Au cours des 3 ans durant lesquels je me suis acharnée grâce à mon ancienne entreprise à faire le lien entre ces deux sphères que sont celles de la recherche académique et de l’entreprise en lien avec la ville, il m’est apparut évident qu’un long chemin restait à faire. Un chemin nécessaire à la meilleure compréhension de ce qui lie ces deux mondes pour contribuer à l’établissement d’une symbiose parfois essentielle au développement de notre société des urbains.

Il m’aura fallut une année entière pour comprendre les motivations des deux parties, au travers d’entretiens semi-directifs, d’enquêtes en ligne, de rencontres impromptues.  Cette année m’aura au final permis de lancer ma société Sciago, dont la courte vie m’aura appris une chose : faire ce lien entre ces deux mondes, est un travail titanesque. Un travail qui va à l’encontre de cultures, de cadres réglementaires, financiers, ou encore idéologiques bien implantés dans le cœur et l’esprit de personnes et d’institutions de pouvoir. Un travail qui m’aura fait perdre certaines illusions et comprendre qu’il est extrêmement difficile de concilier enseignement, recherche, et entreprise en fort développement.

Or, je ne suis pas superwoman, et quand bien même je souhaitais créer une véritable interface entre ces mondes, je n’ai pas eu les superpouvoirs nécessaires pour la gérer. D’autres essayent encore aujourd’hui. Je leur souhaite bien du courage.

Ceci étant dit, cela ne va pas m’empêcher d’écrire sur le sujet.

Aussi ce post a pour objectif de brosser un tableau de ce couple dont la relation reste encore à désirer. A défaut de devenir leur psy, j’ai pu au moins écouter leurs griefs et leurs espoirs au cours d’une année, que je retranscris ici.


Crédit: Scott Webb

Commençons par les chefs d’entreprises, dont les activités sont l’immobilier, l’aménagement ou la construction (vous l’avez compris, je me suis intéressée essentiellement à celles qui font la ville).  Il faut  d’abord réaliser  que tous les chefs d’entreprise n’ont pas la même vision de la recherche. J’en définissais trois types : le conjoint pessimiste, le potentiel évolutionniste, et  le convaincu attentionné.

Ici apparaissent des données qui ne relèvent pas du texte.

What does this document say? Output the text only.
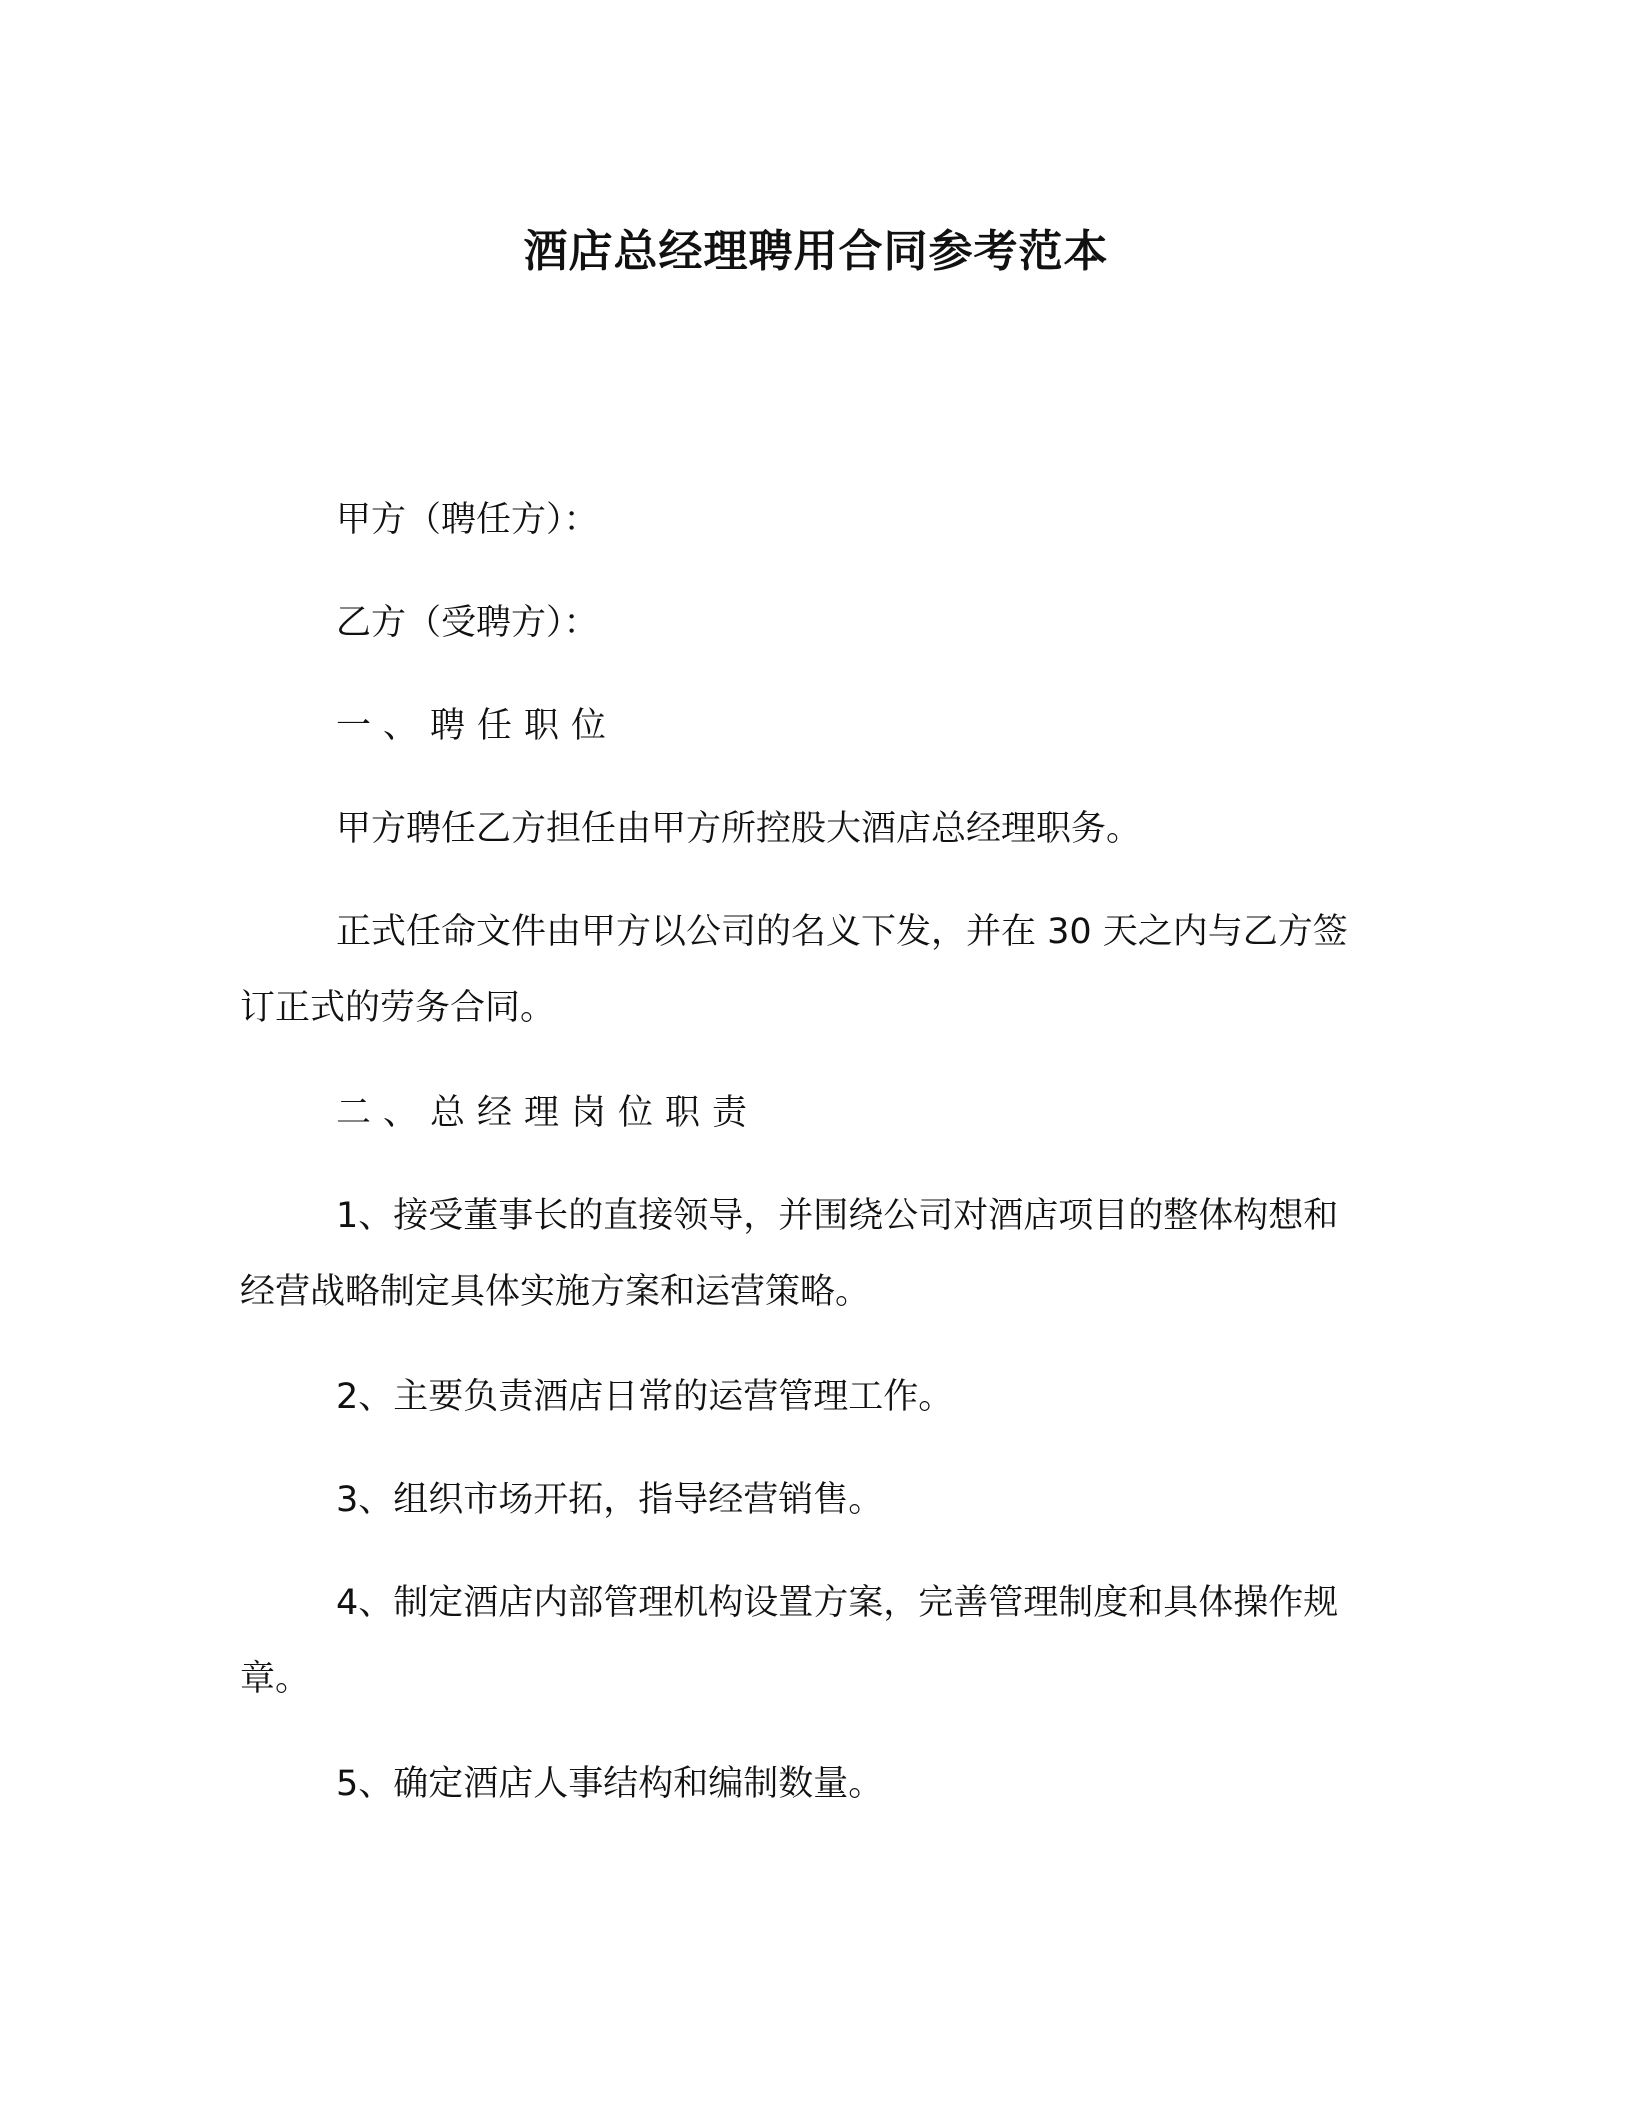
酒店总经理聘用合同参考范本
甲方（聘任方）：
乙方（受聘方）：
一、聘任职位
甲方聘任乙方担任由甲方所控股大酒店总经理职务。
正式任命文件由甲方以公司的名义下发，并在 30 天之内与乙方签订正式的劳务合同。
二、总经理岗位职责
1、接受董事长的直接领导，并围绕公司对酒店项目的整体构想和经营战略制定具体实施方案和运营策略。
2、主要负责酒店日常的运营管理工作。
3、组织市场开拓，指导经营销售。
4、制定酒店内部管理机构设置方案，完善管理制度和具体操作规章。
5、确定酒店人事结构和编制数量。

Le conjoint pessimiste ne collabore jamais avec des chercheurs dans le cadre de ses activités  et estime qu’il n’en en a pas besoin. L’investissement financier dans la recherche se fait seulement au travers du mécénat, qui lui sert à valorise l’image de l’entreprise. Il se fait éventuellement au sein de startups susceptibles d’innover. Sa vision du chercheur, ce conjoint ennuyeux et ennuyant, est essentiellement négative. Ce dernier est trop pointu, intello, non adapté au pragmatisme de l’entreprise, et  il ne produit pas de solution claire aux besoins de cette dernière.

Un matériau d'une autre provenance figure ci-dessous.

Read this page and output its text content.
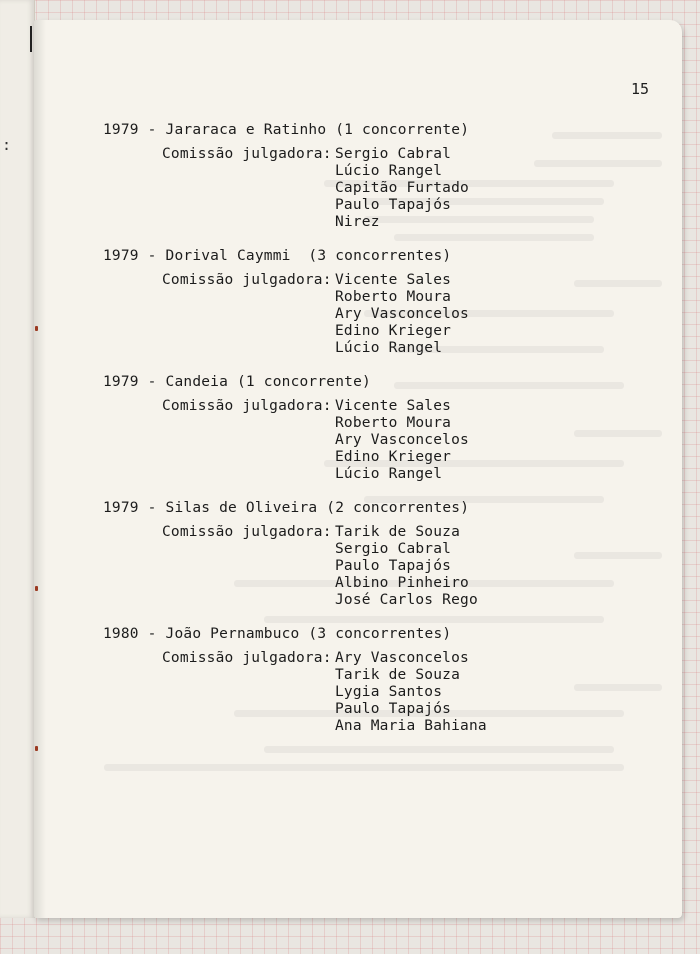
:

15

1979 - Jararaca e Ratinho (1 concorrente)
Comissão julgadora: Sergio Cabral
Lúcio Rangel
Capitão Furtado
Paulo Tapajós
Nirez
1979 - Dorival Caymmi  (3 concorrentes)
Comissão julgadora: Vicente Sales
Roberto Moura
Ary Vasconcelos
Edino Krieger
Lúcio Rangel
1979 - Candeia (1 concorrente)
Comissão julgadora: Vicente Sales
Roberto Moura
Ary Vasconcelos
Edino Krieger
Lúcio Rangel
1979 - Silas de Oliveira (2 concorrentes)
Comissão julgadora: Tarik de Souza
Sergio Cabral
Paulo Tapajós
Albino Pinheiro
José Carlos Rego
1980 - João Pernambuco (3 concorrentes)
Comissão julgadora: Ary Vasconcelos
Tarik de Souza
Lygia Santos
Paulo Tapajós
Ana Maria Bahiana
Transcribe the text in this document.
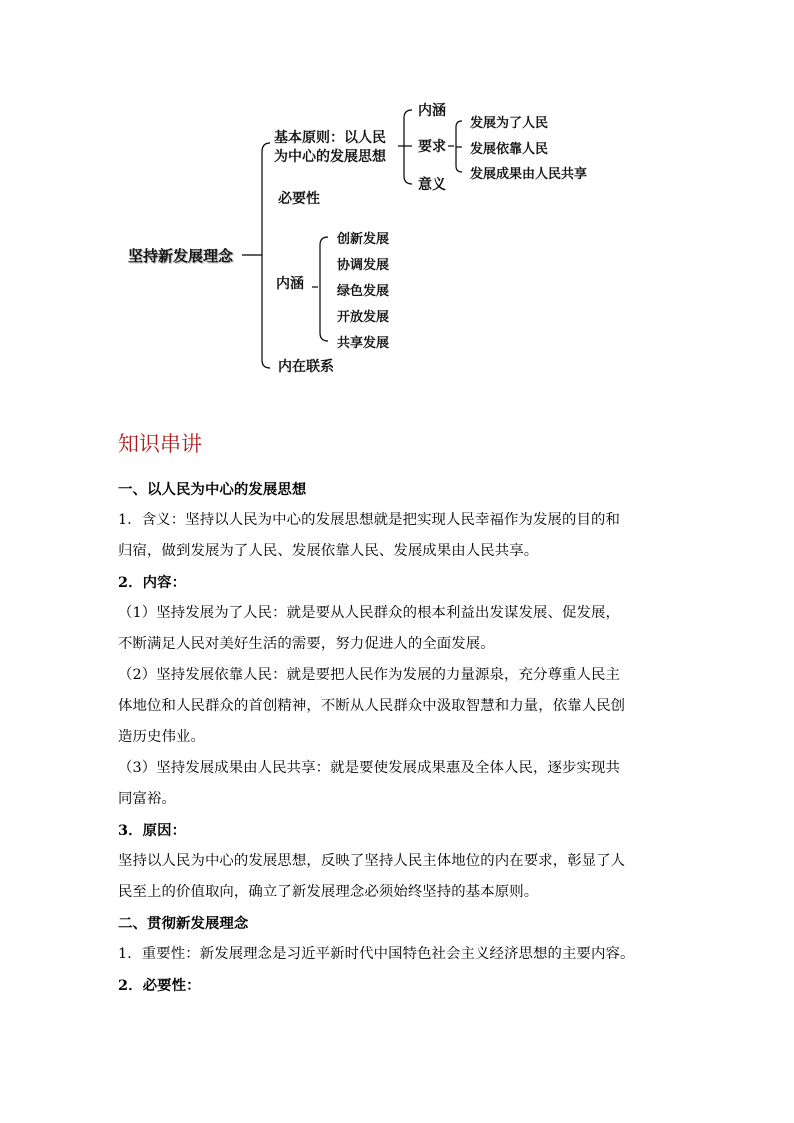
坚持新发展理念
基本原则：以人民
为中心的发展思想
内涵
要求
意义
发展为了人民
发展依靠人民
发展成果由人民共享
必要性
内涵
创新发展
协调发展
绿色发展
开放发展
共享发展
内在联系
知识串讲
一、以人民为中心的发展思想
1．含义：坚持以人民为中心的发展思想就是把实现人民幸福作为发展的目的和
归宿，做到发展为了人民、发展依靠人民、发展成果由人民共享。
2．内容：
（1）坚持发展为了人民：就是要从人民群众的根本利益出发谋发展、促发展，
不断满足人民对美好生活的需要，努力促进人的全面发展。
（2）坚持发展依靠人民：就是要把人民作为发展的力量源泉，充分尊重人民主
体地位和人民群众的首创精神，不断从人民群众中汲取智慧和力量，依靠人民创
造历史伟业。
（3）坚持发展成果由人民共享：就是要使发展成果惠及全体人民，逐步实现共
同富裕。
3．原因：
坚持以人民为中心的发展思想，反映了坚持人民主体地位的内在要求，彰显了人
民至上的价值取向，确立了新发展理念必须始终坚持的基本原则。
二、贯彻新发展理念
1．重要性：新发展理念是习近平新时代中国特色社会主义经济思想的主要内容。
2．必要性：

Le potentiel évolutionniste n’établit pas de collaboration de travail en relation avec la recherche, et n’en pressent pas le besoin immédiat. Cependant, comme tout bon partenaire conciliant et apte au compromis, il serait prêt à tenter l’aventure en fonction de la mise en place de modalités de collaboration différentes à développer. Il serait motivé pour avoir accès à des profils de chercheur plus pertinents avec leur métier, plus de budget pour la recherche,  ou des chercheurs plus flexibles en termes de tâches à effectuer pour l’entreprise. L’investissement financier s’effectue donc seulement sous la forme de mécénat, soit par ce que ces entreprises sont convaincues par le bien fondé de leur investissement, soit pour améliorer l’image de la société à des fins commerciales. Elles investissent également dans des startups pour innover. Leur vision de leur partenaire chercheur est un peu meilleure. Même si ce dernier reste inadapté à l’entreprise (il n’es pas assez pragmatique), il est créatif et fait preuve de grande qualités d’analyse (et on s’en réjouit).  

Enfin reste le convaincu attentionné. Celui-ci est déjà un partenaire régulier, et établit des collaborations de travail avec des chercheurs existants, essentiellement sous la forme de prestation de service. L’investissement financier se fait au travers de prestations de service, du mécénat, et fait partie de la culture d’entreprise. Ils ont une image de leur conjoint chercheur plutôt positive. Ceux-ci sont prospectifs et créatifs, même si il reste quelques points noirs. Ils sont peu adaptés au monde de l’entreprise, manquent d’organisation, et leurs compétences mériteraient d’être mieux mises en valeur. Mais que voulez vous ? Aucun couple n’est parfait.


Crédit: Jose Alejandro Cuffia

Du côté des chercheurs maintenant. Ceux-ci se font le miroir de l’entreprise, et de même, il ne faut pas tous les mettre dans le même panier. Le chercheur peut être un conjoint réfractaire, un attentionné paresseux, ou encore un moteur du couple.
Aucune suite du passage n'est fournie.